Our Co-Founder and Actor-Manager, Sarah Gobran, considers what Shakespeare might make of the current dating-world, from the perspective of Twelfth Night...

I am currently rehearsing Twelfth Night and once again, I am struck by the endlessly modern parallels to our current lives and just how relevant Shakespeare is.

My role is that of Olivia, the rich Countess (well, not so much a parallel here), who has many suitors (ditto to the lack of parallels) but none of them have managed to capture her heart. Then, out of nowhere comes Cesario who is a girl (Viola) dressed as a boy – and Olivia falls instantly in love with her/him. The love is unrequited, and so, it burns ever stronger. What is denied is desired. Rejection is the greatest aphrodisiac (to quote Madonna, not Shakespeare in this instance).

The rules of dating, it would seem have not changed in 400 years, send too many love poems (WhatsApp messages) to someone and they think you’re too keen; playing “hard to get” is not a modern phenomenon.

Equally, if the chemistry is right, you can turn up with a priest on your second date, and your suitor will say “I do”. You can’t fight chemistry (small print: don’t take my actual advice on this one).

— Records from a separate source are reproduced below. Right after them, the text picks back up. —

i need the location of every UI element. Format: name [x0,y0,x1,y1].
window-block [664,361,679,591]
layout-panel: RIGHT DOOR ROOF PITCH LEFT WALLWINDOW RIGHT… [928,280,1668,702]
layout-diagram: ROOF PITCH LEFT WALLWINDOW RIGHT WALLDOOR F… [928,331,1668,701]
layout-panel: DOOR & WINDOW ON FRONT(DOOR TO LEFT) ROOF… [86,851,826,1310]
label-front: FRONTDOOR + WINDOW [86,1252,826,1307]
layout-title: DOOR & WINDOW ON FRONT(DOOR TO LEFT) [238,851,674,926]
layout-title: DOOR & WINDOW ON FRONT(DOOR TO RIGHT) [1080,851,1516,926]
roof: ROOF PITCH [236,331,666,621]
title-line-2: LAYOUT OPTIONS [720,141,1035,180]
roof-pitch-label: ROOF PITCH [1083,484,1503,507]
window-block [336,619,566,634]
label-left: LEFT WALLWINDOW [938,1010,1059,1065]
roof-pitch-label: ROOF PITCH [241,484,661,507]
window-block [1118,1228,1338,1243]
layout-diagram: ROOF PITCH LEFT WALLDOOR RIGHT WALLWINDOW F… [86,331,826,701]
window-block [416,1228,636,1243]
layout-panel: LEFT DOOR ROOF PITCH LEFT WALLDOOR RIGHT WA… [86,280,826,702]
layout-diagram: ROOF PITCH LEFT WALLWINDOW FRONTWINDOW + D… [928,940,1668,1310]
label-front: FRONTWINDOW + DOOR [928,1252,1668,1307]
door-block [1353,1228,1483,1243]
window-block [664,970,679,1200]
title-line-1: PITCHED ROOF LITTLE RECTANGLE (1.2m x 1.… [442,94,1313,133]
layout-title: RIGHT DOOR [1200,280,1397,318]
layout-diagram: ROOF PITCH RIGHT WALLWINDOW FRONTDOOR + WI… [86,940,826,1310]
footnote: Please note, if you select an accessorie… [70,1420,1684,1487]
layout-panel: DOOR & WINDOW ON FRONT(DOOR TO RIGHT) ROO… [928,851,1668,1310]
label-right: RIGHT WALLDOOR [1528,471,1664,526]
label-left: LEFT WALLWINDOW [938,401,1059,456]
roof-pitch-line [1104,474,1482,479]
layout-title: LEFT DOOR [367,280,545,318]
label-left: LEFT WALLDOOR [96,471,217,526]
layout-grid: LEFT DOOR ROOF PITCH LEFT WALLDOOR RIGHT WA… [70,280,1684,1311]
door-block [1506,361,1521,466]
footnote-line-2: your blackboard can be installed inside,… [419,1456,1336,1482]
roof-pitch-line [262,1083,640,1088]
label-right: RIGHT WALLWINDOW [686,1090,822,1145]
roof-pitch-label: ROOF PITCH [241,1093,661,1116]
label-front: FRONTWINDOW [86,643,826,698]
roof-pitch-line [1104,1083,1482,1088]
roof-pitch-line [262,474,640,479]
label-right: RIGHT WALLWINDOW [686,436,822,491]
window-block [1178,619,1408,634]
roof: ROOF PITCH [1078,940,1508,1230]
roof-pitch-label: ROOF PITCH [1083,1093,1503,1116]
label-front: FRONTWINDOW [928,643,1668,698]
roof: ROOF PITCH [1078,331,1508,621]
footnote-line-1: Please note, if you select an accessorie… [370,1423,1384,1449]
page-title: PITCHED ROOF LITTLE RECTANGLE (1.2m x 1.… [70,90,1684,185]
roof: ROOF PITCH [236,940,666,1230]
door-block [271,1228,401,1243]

This got me thinking… what is it about the eternal quest for love that captures our imaginations in terms of stories? From Romeo and Juliet to My Best Friend’s Wedding, we cheerlead the finding of love, the connecting of soul mates, the hard-won fight that sees our lovers running off into the sunset together (well not so much for R&J, but you know what I mean).

At the end of Twelfth Night, our heroes and heroines find the love they have been seeking, which despite the hilarious, and sometimes heart-breaking, bumps along the way, we cheer for their resolution. We feel complete when they are completed by another.

And isn’t that just the way we feel about real life? People feel happy for their single friends when they meet someone. Being in a relationship seems ever important, and yet despite the resources available to us, the same obstacles lie in the way as they did 400 years ago.

My personal on-line dating experiences have (virtually) introduced me to people who would rather post pictures of lampshades, Oreo packets, cars, rain-stained windows and even George Clooney rather than pictures of themselves; whilst others use phrases like “you’re buying drinks ‘til you look like your photo” – a tough ask for those whose pictures are Oreo packets, I should imagine -  and the ever hilarious “looking to leave the singles market before the UK does”. As I rehearse Twelfth Night, I wonder what Shakespeare would make of this.

I have no doubt that he would have made a fantastic comedy of mistaken identity, unrequited and/or obsessive love based on these dating apps. With or without them, the premise still stands. Love is hard to come by and oftentimes painful.

Is there such a thing as “The One” and will fate push us along to find them? Will it be marital bliss when that happens or would some of his characters end up searching for “The Second One” and “The Third One” and so on?

“I do I know not what, and fear to find

Mine eye too great a flatterer for my mind.

Fate, show thy force. Ourselves we do not owe.

What is decreed must be; and be this so.”